Luftbild eines Büroquartiers
Die Stadt Köln zieht mit verschiedenen Ämtern ins Agrippa Quartier. (Quelle: Swiss Life Asset Managers)

Management

07. September 2022 | Teilen auf:

Stadt Köln mietet 45.000 Quadratmeter im Agrippa Quartier

Die Stadt Köln mietet langfristig rund 45.000 Quadratmeter Bürofläche im Agrippa Quartier von Swiss Life Asset Managers.

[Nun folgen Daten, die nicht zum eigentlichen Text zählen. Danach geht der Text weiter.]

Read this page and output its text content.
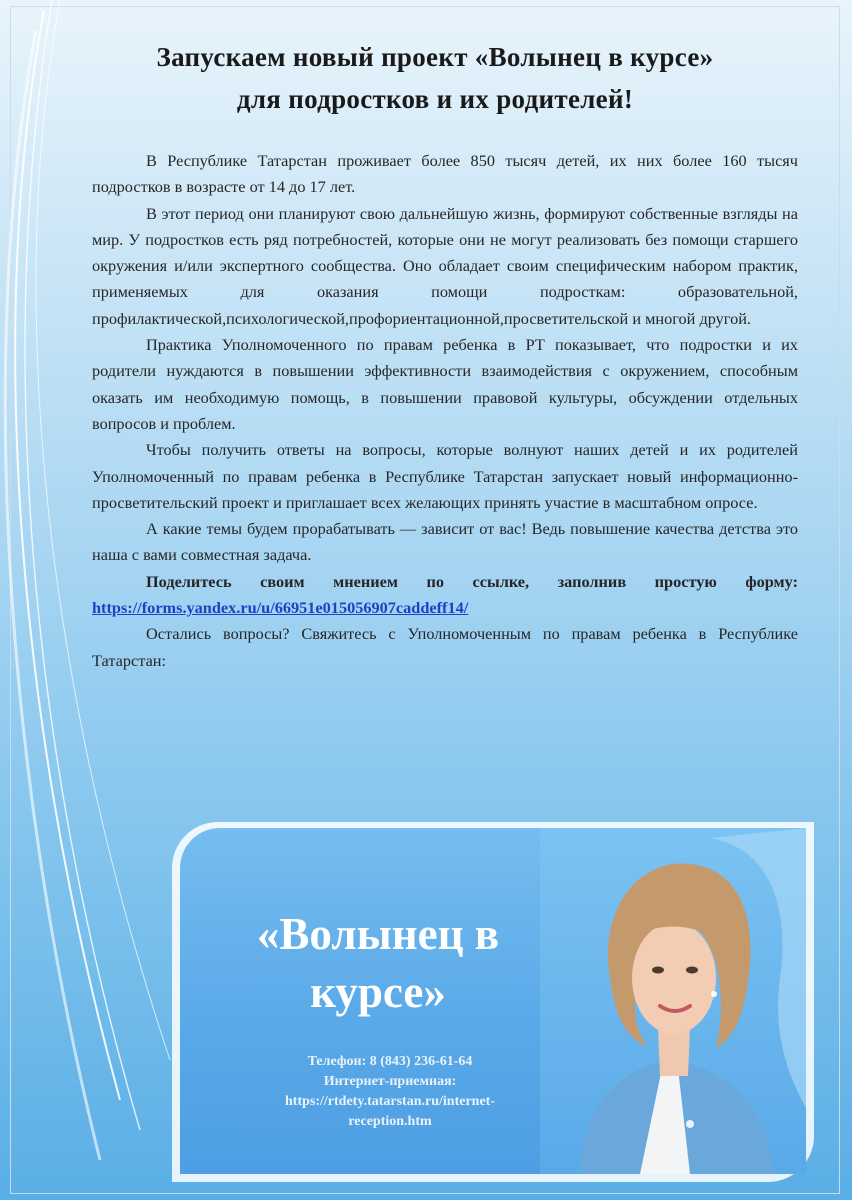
Запускаем новый проект «Волынец в курсе»
для подростков и их родителей!

В Республике Татарстан проживает более 850 тысяч детей, их них более 160 тысяч подростков в возрасте от 14 до 17 лет.

В этот период они планируют свою дальнейшую жизнь, формируют собственные взгляды на мир. У подростков есть ряд потребностей, которые они не могут реализовать без помощи старшего окружения и/или экспертного сообщества. Оно обладает своим специфическим набором практик, применяемых для оказания помощи подросткам: образовательной, профилактической,психологической,профориентационной,просветительской и многой другой.

Практика Уполномоченного по правам ребенка в РТ показывает, что подростки и их родители нуждаются в повышении эффективности взаимодействия с окружением, способным оказать им необходимую помощь, в повышении правовой культуры, обсуждении отдельных вопросов и проблем.

Чтобы получить ответы на вопросы, которые волнуют наших детей и их родителей Уполномоченный по правам ребенка в Республике Татарстан запускает новый информационно-просветительский проект и приглашает всех желающих принять участие в масштабном опросе.

А какие темы будем прорабатывать — зависит от вас! Ведь повышение качества детства это наша с вами совместная задача.

Поделитесь своим мнением по ссылке, заполнив простую форму: https://forms.yandex.ru/u/66951e015056907caddeff14/

Остались вопросы? Свяжитесь с Уполномоченным по правам ребенка в Республике Татарстан:

«Волынец в
курсе»
Телефон: 8 (843) 236-61-64
Интернет-приемная:
https://rtdety.tatarstan.ru/internet-
reception.htm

Swiss Life Asset Managers hat die Stadt Köln als neuen Mieter für fast 45.000 Quadratmeter Bürofläche im Agrippa Quartier gewonnen. Nachdem der Rat der Stadt der Anmietung in der ehemaligen Kaufhofzentrale in der Leonhard-Tietz-Straße bereits im Februar 2022 zugestimmt hatte, ist nun ein langfristiger Mietvertrag unterzeichnet worden.

„Mit diesem Mietvertrag konnten wir die Stadt als für uns denkbar attraktivsten Mieter für das Agrippa Quartier gewinnen“, freut sich Christian Dinger, Geschäftsführer der Swiss Life KVG. „Gemessen am Gesamtvolumen handelt es sich um einen der Top-Mietvertragsabschlüsse in Köln in den vergangenen Jahren.“ BNP Paribas Real Estate Köln war vermittelnd für beide Seiten tätig. 

Die Stadt Köln wird bis 2025 eine Vielzahl an Ämtern und anderen Nutzergruppen in dem Gebäude zusammenführen, die bisher noch über das Stadtgebiet verteilt sind. Dafür wird die Immobilie in den kommenden Monaten komplett neu konzipiert und dann für die jeweiligen Nutzer hergerichtet. Gleichzeitig werden Modernisierungsmaßnahmen durchgeführt, bei denen ein Schwerpunkt auf der nachhaltigen Ausrichtung des Gebäudes liegt. Das Gebäudeensemble in unmittelbarer Nähe zum Neumarkt besteht aus einer Mischung aus historischen und modernen Gebäudeteilen.

„Das Agrippa-Quartier sichert nicht nur langfristig den Flächenbedarf der Stadt, sondern bietet den Mitarbeitenden moderne Büroflächen. Zugleich ermöglicht die lokale Konzentration verschiedener Ämter effizientere Prozesse und Strukturen“, sagt Markus Greitemann, Baudezernent der Stadt Köln.

Wie die Stadt bereits im Februar 2022 verkündete, können aufgrund geplanter Baumaßnahmen mehrere Objekte der Stadt in absehbarer Zeit nicht mehr genutzt werden. Sowohl durch den prognostizierten Sanierungsbedarf städtischer Bestandsobjekte als auch wegen der veränderten Anforderungen an moderne Büroflächen in den nächsten zehn bis 15 Jahren bestehe ein erheblicher Mehrbedarf an Flächen. Zwischen den Jahren 2025 bis 2029 laufe außerdem die Festmietzeit für diverse Anmietungen unterschiedlicher Größenordnungen von weit mehr als 100.000 Quadratmetern aus.